Note: While the Prolog style representation uses pred(subject, object), the triple representation is (subject, pred, object). Parameters: data (bool) – Whether to return subject, predicate and object attributes as elements 4, 5, and 6 of the triple. The 7th element of the triple is usually False, but is True when the fact/triple is a negative example. Returns: list of triples (tuples of length 3 or 7 if data=True) Example: >>> kb = KB() >>> kb.store('a(b, c)') 0 >>> kb.to_triples() [('b', 'a', 'c')] >>> kb.store('a(a)') 1 >>> kb.to_triples() [('b', 'a', 'c')] >>> kb.attr('b', {'an_attribute': 'xyz'}) >>> kb.to_triples() [('b', 'a', 'c')] >>> kb.to_triples(data=True) [('b', 'a', 'c', {'an_attribute': 'xyz'}, {}, {}, False)]
-
train_kg_model
(steps=1000, batch_size=512, lr=0.001, reencode_triples=False, neg_to_pos=128, neg_ratio=1.0, verbose=True)¶ Train a KG model on the KB.
Parameters: - steps (int) – Number of training steps
- batch_size (int) – Batch size for training
- lr (float) – Initial learning rate for Adam optimizer
- reencode_triples (bool) – If a node has been added since last training, set this to True
- neg_to_pos (int) – Ratio of generated negative samples to real positive samples
- neg_ratio (float) – How often real/inputted negative examples should appear, vs real pos + generated neg. Smaller (>0) means more often.
-
Negative Examples¶
Negative examples can be added to a Zincbase in two ways. Either:
- Prefix a rule with ~, such as ~likes(tom, sprouts)
- Give it a truthiness attribute that’s less than zero.
Concretely, this looks like:
kb.store('~likes(tom, sprouts)')
kb.store('likes(tom, sprouts)', edge_attributes={'truthiness': -1})

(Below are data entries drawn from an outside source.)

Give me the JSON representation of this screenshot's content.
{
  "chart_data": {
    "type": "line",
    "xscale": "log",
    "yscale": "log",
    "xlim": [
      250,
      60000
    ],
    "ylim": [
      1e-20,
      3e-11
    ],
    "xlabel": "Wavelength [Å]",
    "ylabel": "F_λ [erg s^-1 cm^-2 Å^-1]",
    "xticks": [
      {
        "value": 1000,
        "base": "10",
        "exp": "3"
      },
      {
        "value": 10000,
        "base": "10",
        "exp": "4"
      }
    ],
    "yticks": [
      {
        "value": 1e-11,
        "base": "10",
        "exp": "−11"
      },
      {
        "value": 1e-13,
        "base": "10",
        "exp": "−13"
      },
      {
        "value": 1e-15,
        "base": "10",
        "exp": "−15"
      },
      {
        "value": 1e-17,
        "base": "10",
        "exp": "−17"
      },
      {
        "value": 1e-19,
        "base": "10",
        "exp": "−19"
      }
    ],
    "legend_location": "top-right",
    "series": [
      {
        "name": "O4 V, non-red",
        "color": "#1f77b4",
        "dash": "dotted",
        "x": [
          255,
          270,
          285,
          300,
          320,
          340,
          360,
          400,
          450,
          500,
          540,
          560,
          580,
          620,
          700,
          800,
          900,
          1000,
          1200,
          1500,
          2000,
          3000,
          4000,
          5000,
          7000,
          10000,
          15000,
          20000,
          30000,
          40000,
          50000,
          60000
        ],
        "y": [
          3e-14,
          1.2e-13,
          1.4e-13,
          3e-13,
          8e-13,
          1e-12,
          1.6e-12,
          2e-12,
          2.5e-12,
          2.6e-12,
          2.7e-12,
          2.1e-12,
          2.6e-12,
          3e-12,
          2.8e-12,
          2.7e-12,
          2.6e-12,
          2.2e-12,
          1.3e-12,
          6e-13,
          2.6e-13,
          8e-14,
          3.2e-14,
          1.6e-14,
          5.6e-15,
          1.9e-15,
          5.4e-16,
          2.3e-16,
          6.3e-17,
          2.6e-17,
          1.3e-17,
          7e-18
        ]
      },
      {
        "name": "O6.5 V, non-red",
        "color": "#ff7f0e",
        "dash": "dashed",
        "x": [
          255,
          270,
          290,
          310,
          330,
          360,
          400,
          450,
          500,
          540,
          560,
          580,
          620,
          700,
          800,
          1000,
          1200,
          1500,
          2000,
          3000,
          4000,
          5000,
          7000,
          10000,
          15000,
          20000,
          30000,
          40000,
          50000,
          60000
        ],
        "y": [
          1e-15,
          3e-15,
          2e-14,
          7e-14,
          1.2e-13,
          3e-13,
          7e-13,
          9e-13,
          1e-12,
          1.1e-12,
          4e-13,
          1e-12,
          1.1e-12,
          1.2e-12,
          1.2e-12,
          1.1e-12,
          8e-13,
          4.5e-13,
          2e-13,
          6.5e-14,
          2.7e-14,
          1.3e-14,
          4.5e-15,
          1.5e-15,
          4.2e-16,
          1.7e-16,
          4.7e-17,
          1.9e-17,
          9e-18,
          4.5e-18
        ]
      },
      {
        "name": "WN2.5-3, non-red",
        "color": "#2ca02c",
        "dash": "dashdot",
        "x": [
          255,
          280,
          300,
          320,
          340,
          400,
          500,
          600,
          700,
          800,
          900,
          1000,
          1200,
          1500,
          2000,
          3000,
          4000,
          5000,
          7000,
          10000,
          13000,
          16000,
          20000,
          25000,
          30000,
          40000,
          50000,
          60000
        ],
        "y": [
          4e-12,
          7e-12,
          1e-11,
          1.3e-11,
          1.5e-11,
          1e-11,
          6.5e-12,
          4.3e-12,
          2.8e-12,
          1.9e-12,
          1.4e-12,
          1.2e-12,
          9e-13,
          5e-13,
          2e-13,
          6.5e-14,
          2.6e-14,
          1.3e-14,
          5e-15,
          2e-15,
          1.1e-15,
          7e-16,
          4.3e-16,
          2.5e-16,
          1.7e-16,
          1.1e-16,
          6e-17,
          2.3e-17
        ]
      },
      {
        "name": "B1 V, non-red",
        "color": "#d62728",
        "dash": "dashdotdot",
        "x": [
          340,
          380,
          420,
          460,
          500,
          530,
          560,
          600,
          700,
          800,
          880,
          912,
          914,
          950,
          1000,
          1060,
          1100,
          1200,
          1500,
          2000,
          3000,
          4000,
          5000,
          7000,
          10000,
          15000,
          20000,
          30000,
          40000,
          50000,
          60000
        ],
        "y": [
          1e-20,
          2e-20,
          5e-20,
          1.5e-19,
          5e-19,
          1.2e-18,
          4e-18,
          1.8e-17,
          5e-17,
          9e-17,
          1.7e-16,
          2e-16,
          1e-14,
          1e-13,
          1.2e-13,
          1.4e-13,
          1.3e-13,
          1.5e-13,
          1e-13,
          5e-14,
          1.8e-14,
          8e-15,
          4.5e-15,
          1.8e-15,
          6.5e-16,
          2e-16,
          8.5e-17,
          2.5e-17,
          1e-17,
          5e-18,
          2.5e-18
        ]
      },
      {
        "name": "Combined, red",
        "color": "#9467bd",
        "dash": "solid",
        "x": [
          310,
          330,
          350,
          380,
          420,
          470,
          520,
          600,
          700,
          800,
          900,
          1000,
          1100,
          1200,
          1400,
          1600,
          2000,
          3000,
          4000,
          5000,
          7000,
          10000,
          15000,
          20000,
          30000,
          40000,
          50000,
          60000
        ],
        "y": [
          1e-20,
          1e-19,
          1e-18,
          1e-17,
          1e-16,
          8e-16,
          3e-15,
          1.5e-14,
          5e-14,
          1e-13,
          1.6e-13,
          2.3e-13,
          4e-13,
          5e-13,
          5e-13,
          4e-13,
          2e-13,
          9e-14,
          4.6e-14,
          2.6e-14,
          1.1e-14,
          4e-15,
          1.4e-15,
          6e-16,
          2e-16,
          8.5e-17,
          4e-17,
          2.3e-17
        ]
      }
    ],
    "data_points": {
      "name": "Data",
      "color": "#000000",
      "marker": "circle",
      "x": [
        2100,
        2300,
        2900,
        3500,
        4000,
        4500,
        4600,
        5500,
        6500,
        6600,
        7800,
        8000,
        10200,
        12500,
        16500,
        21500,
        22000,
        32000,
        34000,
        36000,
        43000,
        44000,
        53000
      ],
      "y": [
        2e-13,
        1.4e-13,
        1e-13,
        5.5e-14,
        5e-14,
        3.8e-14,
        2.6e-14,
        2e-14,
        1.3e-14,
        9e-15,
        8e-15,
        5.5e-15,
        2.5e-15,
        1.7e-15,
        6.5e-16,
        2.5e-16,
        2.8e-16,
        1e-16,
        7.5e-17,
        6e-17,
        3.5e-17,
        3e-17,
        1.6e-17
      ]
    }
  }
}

Negative examples are fed in to the KG model as part of the usual training regime; you may control the frequency that this happens with the neg_ratio kwarg of KB.train_kg_model.
Note that you can specify truthiness as something you want the model to learn to predict (i.e. specify pred_attributes=[‘truthiness’] when you call build_kg_model). But, negative truthiness takes the example out of the normal flow of this: only examples with 0 <= truthiness <= 1 are part of ‘proper’ training where the predicate prediction is taken into account.
Anecdotally, negative examples do not help much, or only help with small datasets.